AP reports that drought could force nuclear plants in the southeastern US to throttle back or go offline temporarily. “Shockingly higher electric bills” could result from the wholesale purchase of replacement power the report says.

Jim Warren, executive director of North Carolina Waste Awareness and Reduction Network, an environmental group critical of nuclear power, said, "Water is the nuclear industry's Achilles' heel.... You need a lot of water to operate nuclear plants."

Some plants require in excess of a billion gallons of water a day of which millions of gallons may be lost to evaporation.

An AP analysis found that 24 of the 104 nuclear reactors in the US are located within drought-stricken areas. All but 2 use submerged intake pipes to draw their water from lakes and streams.
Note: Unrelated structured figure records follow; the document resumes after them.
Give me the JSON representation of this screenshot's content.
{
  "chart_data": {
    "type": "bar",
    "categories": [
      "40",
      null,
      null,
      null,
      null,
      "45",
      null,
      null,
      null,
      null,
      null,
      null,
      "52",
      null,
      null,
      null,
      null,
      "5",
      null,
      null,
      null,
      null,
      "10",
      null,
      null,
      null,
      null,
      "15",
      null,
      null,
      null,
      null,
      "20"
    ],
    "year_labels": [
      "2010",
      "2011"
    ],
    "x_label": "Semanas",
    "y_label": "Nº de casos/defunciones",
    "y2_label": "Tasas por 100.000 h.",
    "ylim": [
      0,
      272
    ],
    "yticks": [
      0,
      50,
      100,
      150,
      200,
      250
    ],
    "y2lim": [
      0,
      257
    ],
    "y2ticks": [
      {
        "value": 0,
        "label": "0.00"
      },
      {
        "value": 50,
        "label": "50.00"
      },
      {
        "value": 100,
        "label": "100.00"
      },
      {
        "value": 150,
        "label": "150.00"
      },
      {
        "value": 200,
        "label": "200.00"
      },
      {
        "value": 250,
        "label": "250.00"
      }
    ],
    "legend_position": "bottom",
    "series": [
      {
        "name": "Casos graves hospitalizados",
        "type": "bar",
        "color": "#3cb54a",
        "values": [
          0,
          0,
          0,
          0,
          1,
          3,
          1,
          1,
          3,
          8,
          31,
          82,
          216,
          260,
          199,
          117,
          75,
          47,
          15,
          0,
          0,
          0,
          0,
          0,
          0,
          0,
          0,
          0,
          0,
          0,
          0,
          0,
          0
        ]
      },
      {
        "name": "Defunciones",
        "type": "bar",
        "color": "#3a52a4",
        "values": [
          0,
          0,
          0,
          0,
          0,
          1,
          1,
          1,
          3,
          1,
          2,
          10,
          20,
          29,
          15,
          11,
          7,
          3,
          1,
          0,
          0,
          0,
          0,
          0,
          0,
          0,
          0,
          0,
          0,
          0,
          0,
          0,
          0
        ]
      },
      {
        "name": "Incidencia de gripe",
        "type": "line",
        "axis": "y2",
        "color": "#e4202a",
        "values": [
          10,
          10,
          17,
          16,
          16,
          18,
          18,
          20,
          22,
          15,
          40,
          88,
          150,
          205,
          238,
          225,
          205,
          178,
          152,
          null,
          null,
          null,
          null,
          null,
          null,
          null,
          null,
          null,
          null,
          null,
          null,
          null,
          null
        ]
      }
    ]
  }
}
The concrete pipes may be as large as 18 feet in diameter and extend as far as a mile from the plant itself. Modifying them would be expensive and time-consuming.

Just one year of dry weather in the Southeastern US means that water levels in the lakes and rivers in question are getting close to minimums set by the Nuclear Regulatory Commission. The risk is that the water could drop below the intake pipes altogether. Before that, the shallow water could become too hot to use as coolant.

Too much starting and stopping of nulear plants is also a problem. The AP report cites David Lochbaum, nuclear project safety director for the Union of Concerned Scientists, who warns that "Nuclear plants are best when they flatline -- when they stay up and running or shut down for long periods to refuel." Too much starting and stopping wears out pumps, valves, and motors.